See P-51 Mustang ‘Gunfighter’ at Council Bluffs Municipal Airport and at airshow
By Mike Whye
Jim Mason takes his time as he rubs sandpaper across the hub of a wheel that is lying on a work bench in front of him in a hangar at the Council Bluffs Municipal Airport. The work could go faster if he used a power sander, but he refuses to use one.
“A power tool will take too much off,” he said of the grime on the hub which belongs to the P-51 Mustang that’s a few feet behind him. Even though it was on jacks, the slender airplane looked willing to go through the hangar doors on its own for the sky beyond.
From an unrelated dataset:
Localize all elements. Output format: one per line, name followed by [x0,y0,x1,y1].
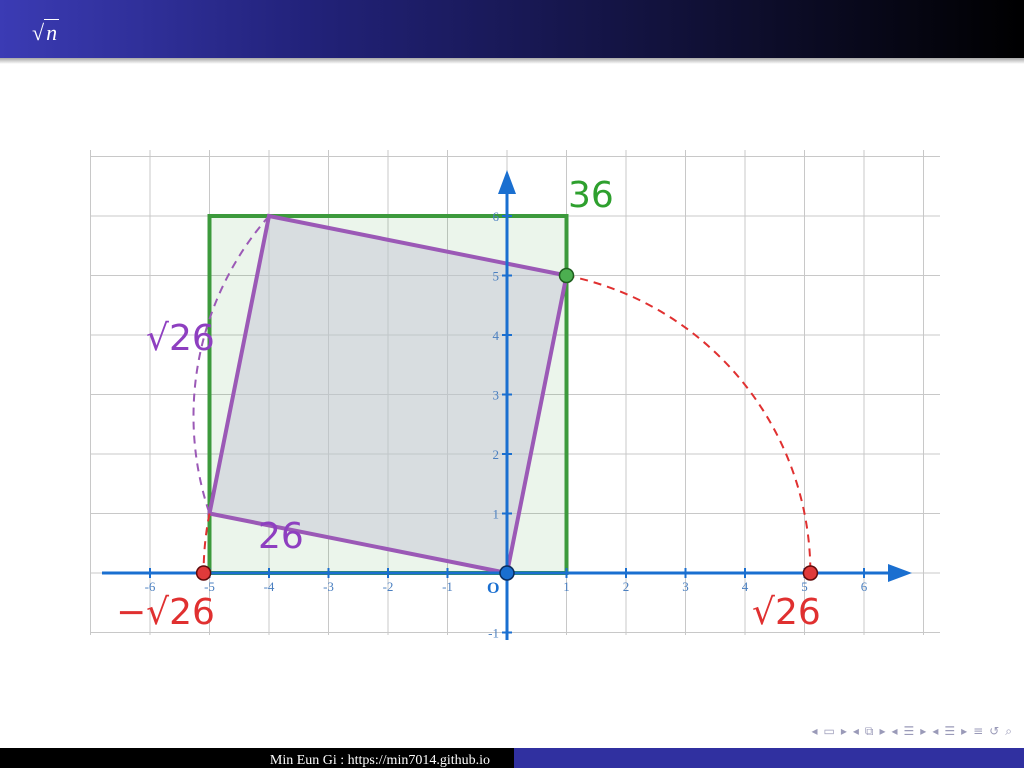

“We baby this airplane,” he said of the single-propeller-driven plane festooned with a paint scheme of gray, green and yellow with red accents. Near him, others have removed panels from the wings and fuselage to peer inside the plane with flashlights. They also run their fingers along electrical and control cables, fuel lines, oil lines and more, feeling for the slightest imperfection that could keep this plane from flying.
This is the annual maintenance check of the P-51 Mustang, which has a rootin’ tootin’ two-gun totin’ cartoon character with the name “Gunfighter” emblazoned on its long sleek nose. Since the 1980s, shortly after now-retired U.S. Air Force Brig. Gen. Regis Urschler bought it from a previous owner, Gunfighter has become one of the more recognized aircrafts flying in air shows across the nation.
At the end of each airshow season, which lasts May through October, the plane is closely examined. The P-51 Mustang’s landing gear is removed, the canopy carefully lifted off to provide easy access to the cockpit and every fastener and electrical circuit is checked. The mighty 1,490-horsepower Merlin engine, that gulps a gallon of aviation gas a minute when flying, also goes to pieces, so to speak. The engine block is painted fire-engine red which makes it easy to spot any oil leaks.